La délivrabilité est la vraie inconnue. Les services établis comme SendGrid et Mailgun ont des années de réputation de domaines d’envoi, des relations avec les grands FAI, des systèmes de gestion des bounces et des désabonnements éprouvés. Cloudflare arrive avec une infrastructure solide mais une réputation d’expéditeur à construire. C’est le risque bêta que personne ne mesure vraiment encore. Sur les forums et les serveurs Discord dev, le sentiment général est: “utilise-le pour les notifications internes, les alertes ops, les rapports automatisés, et garde un service établi pour les courriels marketing ou transactionnels critiques pour l’expérience utilisateur.” C’est prudent. C’est aussi probablement ce que Cloudflare recommanderait eux-mêmes en bêta.

La suite

Là, écoute. Il y a des limites à nommer honnêtement avant de sauter dedans. La limite à 50 destinataires par message est restrictive pour certains cas d’usage. Si ton agent IA doit envoyer un rapport hebdomadaire à une liste de plusieurs centaines de destinataires, tu vas devoir paginer tes envois ou repenser la logique. C’est faisable, mais c’est pas transparent. La bêta publique signifie que Cloudflare se réserve le droit de modifier les quotas, la tarification et les fonctionnalités. En pratique, les grandes plateformes cloud ont tendance à maintenir la tarification de lancement quand elles passent en GA, mais rien n’est garanti contractuellement pendant la bêta.

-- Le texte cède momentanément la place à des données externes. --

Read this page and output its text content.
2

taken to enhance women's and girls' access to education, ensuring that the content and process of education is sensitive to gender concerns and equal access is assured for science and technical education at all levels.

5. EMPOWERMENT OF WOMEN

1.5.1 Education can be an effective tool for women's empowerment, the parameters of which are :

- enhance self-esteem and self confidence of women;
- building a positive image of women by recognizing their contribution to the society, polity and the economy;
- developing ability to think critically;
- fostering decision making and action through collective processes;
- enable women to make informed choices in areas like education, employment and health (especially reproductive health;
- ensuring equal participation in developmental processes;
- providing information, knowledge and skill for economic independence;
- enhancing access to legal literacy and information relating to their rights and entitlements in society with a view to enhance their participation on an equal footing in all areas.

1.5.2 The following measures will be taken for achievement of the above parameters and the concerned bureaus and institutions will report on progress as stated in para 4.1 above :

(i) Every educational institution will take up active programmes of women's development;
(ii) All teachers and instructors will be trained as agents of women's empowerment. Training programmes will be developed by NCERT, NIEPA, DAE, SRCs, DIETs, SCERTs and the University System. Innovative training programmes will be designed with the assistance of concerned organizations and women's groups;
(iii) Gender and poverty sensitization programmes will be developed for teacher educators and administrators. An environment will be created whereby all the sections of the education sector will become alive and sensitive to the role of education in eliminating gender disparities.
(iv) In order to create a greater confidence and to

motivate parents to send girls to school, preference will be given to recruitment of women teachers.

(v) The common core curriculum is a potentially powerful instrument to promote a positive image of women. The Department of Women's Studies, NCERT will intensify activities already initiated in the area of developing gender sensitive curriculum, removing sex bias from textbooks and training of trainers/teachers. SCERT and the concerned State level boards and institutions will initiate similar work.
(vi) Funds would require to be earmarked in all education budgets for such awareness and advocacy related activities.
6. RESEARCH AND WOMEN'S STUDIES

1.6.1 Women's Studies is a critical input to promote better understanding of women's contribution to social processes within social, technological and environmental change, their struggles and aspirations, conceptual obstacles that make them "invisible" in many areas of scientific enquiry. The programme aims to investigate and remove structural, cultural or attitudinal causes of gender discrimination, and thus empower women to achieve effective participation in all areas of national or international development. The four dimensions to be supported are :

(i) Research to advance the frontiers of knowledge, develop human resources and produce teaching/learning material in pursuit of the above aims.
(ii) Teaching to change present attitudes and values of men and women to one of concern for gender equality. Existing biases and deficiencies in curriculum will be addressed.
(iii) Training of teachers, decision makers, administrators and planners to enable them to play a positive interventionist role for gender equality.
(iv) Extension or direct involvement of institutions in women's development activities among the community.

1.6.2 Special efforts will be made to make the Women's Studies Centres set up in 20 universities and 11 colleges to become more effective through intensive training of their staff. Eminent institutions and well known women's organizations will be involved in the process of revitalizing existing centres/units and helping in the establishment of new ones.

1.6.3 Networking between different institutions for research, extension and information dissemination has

À retenir: Les fonctionnalités avancées comme la gestion des bounces, les webhooks de statut de livraison, la suppression automatique des désabonnements et les analytiques de délivrabilité ne sont pas toutes documentées comme disponibles en bêta. Vérifie la documentation officielle avant de migrer des flux critiques. Pour activer la bêta, le chemin est: tableau de bord Cloudflare, section Workers, paramètres du Worker concerné, puis l’onglet Email. Tu confirmes l’activation, tu lies ton domaine (il doit être géré par Cloudflare DNS), et tu récupères les configurations nécessaires pour ton wrangler.toml. Les SDKs TypeScript, Python et Go sont disponibles via le gestionnaire de paquets standard de chaque écosystème.

Maquette d'éditeur de code affichant un fichier wrangler.toml avec un binding send_email pour un Worker Cloudflare, comprenant destination_address et adresse expéditrice.
Configuration d'un binding <code>[[send_email]]</code> dans <code>wrangler.toml</code> : le Worker déclare ses adresses de destination autorisées et son identité d'expéditeur, sans clé API tierce.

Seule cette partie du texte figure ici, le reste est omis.